The practice of classically based Western painting was predicated on the preparatory drawing, which provided a way to plan and envision the completed work, to be painted in the artist’s studio over an extended period of time with layer upon layer of oil paint. With the advent of plein air painting in the early 19th century, drawing was no longer considered prerequisite to the making of a painting as landscapes and other subjects painted quickly in the field and with a single layer of paint brought a breath of fresh air to the practice of painting. This change, in combination with other factors, led directly to the impressionist style.
However, the impressionists and post-impressionists continued to draw. This is perhaps most dramatically evident in Degas’ pastels, which are nothing more or less than colored drawings, and are arguably his definitive works. This exhibition is about the further continuance of drawing in the 20th century through to the present day in the context of modern and contemporary art. These genres have been stereotypically considered anti-classical, i.e. “avant-garde,” a term one 20th century French artist said should be confined to references specific to the French military, owing to the misunderstandings that have arisen from the use of this term which has been taken to mean that modern and contemporary art are disconnected from the art that came before them.

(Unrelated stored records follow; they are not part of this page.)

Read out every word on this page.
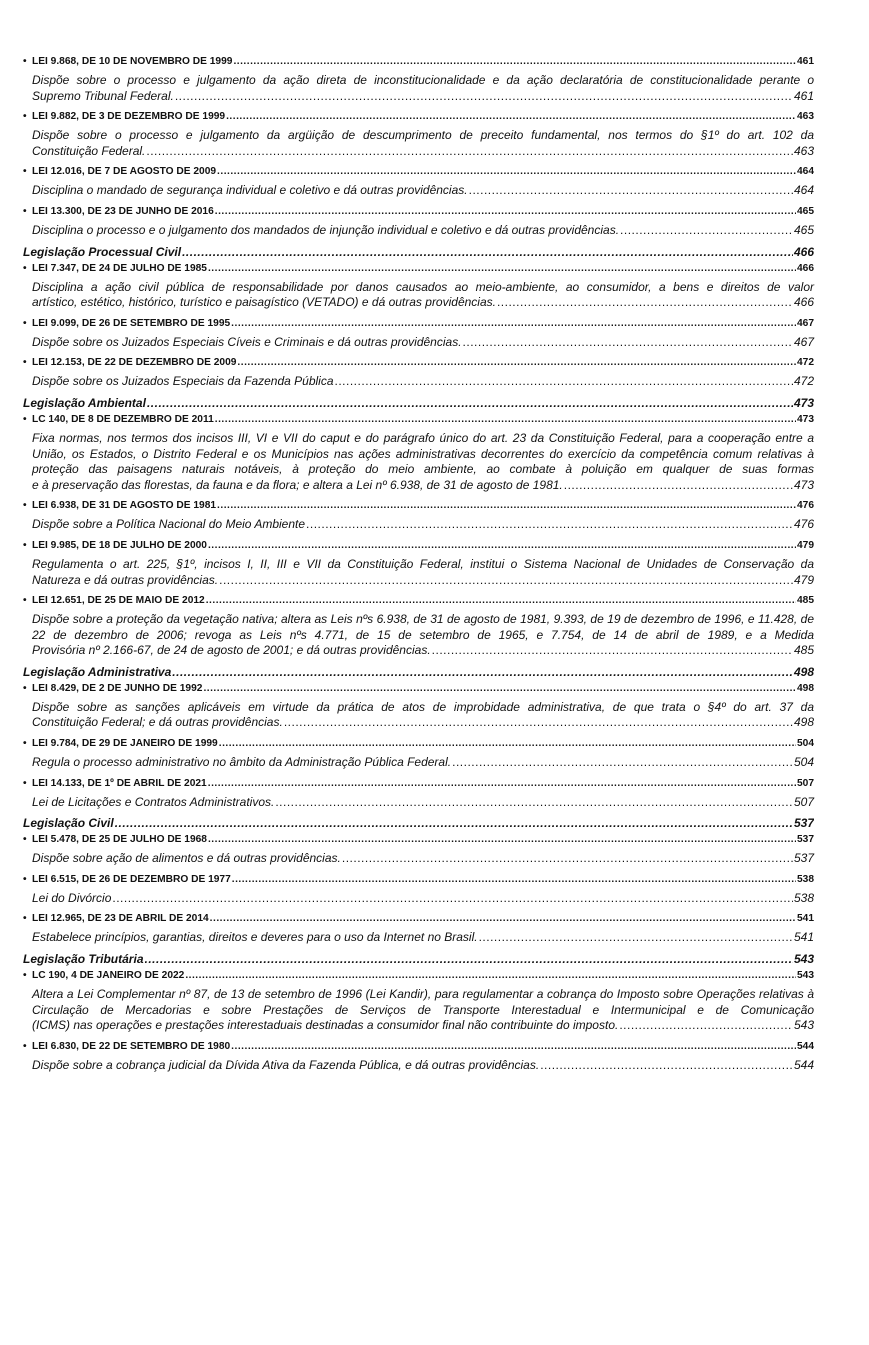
• LEI 9.868, DE 10 DE NOVEMBRO DE 1999 .....	461
Dispõe sobre o processo e julgamento da ação direta de inconstitucionalidade e da ação declaratória de constitucionalidade perante o
Supremo Tribunal Federal. .....	461
• LEI 9.882, DE 3 DE DEZEMBRO DE 1999 .....	463
Dispõe sobre o processo e julgamento da argüição de descumprimento de preceito fundamental, nos termos do §1º do art. 102 da
Constituição Federal. .....	463
• LEI 12.016, DE 7 DE AGOSTO DE 2009 .....	464
Disciplina o mandado de segurança individual e coletivo e dá outras providências. .....	464
• LEI 13.300, DE 23 DE JUNHO DE 2016 .....	465
Disciplina o processo e o julgamento dos mandados de injunção individual e coletivo e dá outras providências. .....	465
Legislação Processual Civil .....	466
• LEI 7.347, DE 24 DE JULHO DE 1985 .....	466
Disciplina a ação civil pública de responsabilidade por danos causados ao meio-ambiente, ao consumidor, a bens e direitos de valor
artístico, estético, histórico, turístico e paisagístico (VETADO) e dá outras providências. .....	466
• LEI 9.099, DE 26 DE SETEMBRO DE 1995 .....	467
Dispõe sobre os Juizados Especiais Cíveis e Criminais e dá outras providências. .....	467
• LEI 12.153, DE 22 DE DEZEMBRO DE 2009 .....	472
Dispõe sobre os Juizados Especiais da Fazenda Pública .....	472
Legislação Ambiental .....	473
• LC 140, DE 8 DE DEZEMBRO DE 2011 .....	473
Fixa normas, nos termos dos incisos III, VI e VII do caput e do parágrafo único do art. 23 da Constituição Federal, para a cooperação entre a União, os Estados, o Distrito Federal e os Municípios nas ações administrativas decorrentes do exercício da competência comum relativas à proteção das paisagens naturais notáveis, à proteção do meio ambiente, ao combate à poluição em qualquer de suas formas
e à preservação das florestas, da fauna e da flora; e altera a Lei nº 6.938, de 31 de agosto de 1981. .....	473
• LEI 6.938, DE 31 DE AGOSTO DE 1981 .....	476
Dispõe sobre a Política Nacional do Meio Ambiente .....	476
• LEI 9.985, DE 18 DE JULHO DE 2000 .....	479
Regulamenta o art. 225, §1º, incisos I, II, III e VII da Constituição Federal, institui o Sistema Nacional de Unidades de Conservação da
Natureza e dá outras providências. .....	479
• LEI 12.651, DE 25 DE MAIO DE 2012 .....	485
Dispõe sobre a proteção da vegetação nativa; altera as Leis nºs 6.938, de 31 de agosto de 1981, 9.393, de 19 de dezembro de 1996, e 11.428, de 22 de dezembro de 2006; revoga as Leis nºs 4.771, de 15 de setembro de 1965, e 7.754, de 14 de abril de 1989, e a Medida
Provisória nº 2.166-67, de 24 de agosto de 2001; e dá outras providências. .....	485
Legislação Administrativa .....	498
• LEI 8.429, DE 2 DE JUNHO DE 1992 .....	498
Dispõe sobre as sanções aplicáveis em virtude da prática de atos de improbidade administrativa, de que trata o §4º do art. 37 da
Constituição Federal; e dá outras providências. .....	498
• LEI 9.784, DE 29 DE JANEIRO DE 1999 .....	504
Regula o processo administrativo no âmbito da Administração Pública Federal. .....	504
• LEI 14.133, DE 1º DE ABRIL DE 2021 .....	507
Lei de Licitações e Contratos Administrativos. .....	507
Legislação Civil .....	537
• LEI 5.478, DE 25 DE JULHO DE 1968 .....	537
Dispõe sobre ação de alimentos e dá outras providências. .....	537
• LEI 6.515, DE 26 DE DEZEMBRO DE 1977 .....	538
Lei do Divórcio .....	538
• LEI 12.965, DE 23 DE ABRIL DE 2014 .....	541
Estabelece princípios, garantias, direitos e deveres para o uso da Internet no Brasil. .....	541
Legislação Tributária .....	543
• LC 190, 4 DE JANEIRO DE 2022 .....	543
Altera a Lei Complementar nº 87, de 13 de setembro de 1996 (Lei Kandir), para regulamentar a cobrança do Imposto sobre Operações relativas à Circulação de Mercadorias e sobre Prestações de Serviços de Transporte Interestadual e Intermunicipal e de Comunicação
(ICMS) nas operações e prestações interestaduais destinadas a consumidor final não contribuinte do imposto. .....	543
• LEI 6.830, DE 22 DE SETEMBRO DE 1980 .....	544
Dispõe sobre a cobrança judicial da Dívida Ativa da Fazenda Pública, e dá outras providências. .....	544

To the contrary, drawing has been relevant for some 30,000 years dating back to the caves at Lascaux, most likely always will be relevant (new media notwithstanding), and may be the best measure of an artist’s ability as it clearly reveals the extent of an artist’s capacity to create line and form, and express the subtle nuances thereof. In point of fact, each work in this exhibition is evidence that classical values have survived in the practice of modern and contemporary drawing.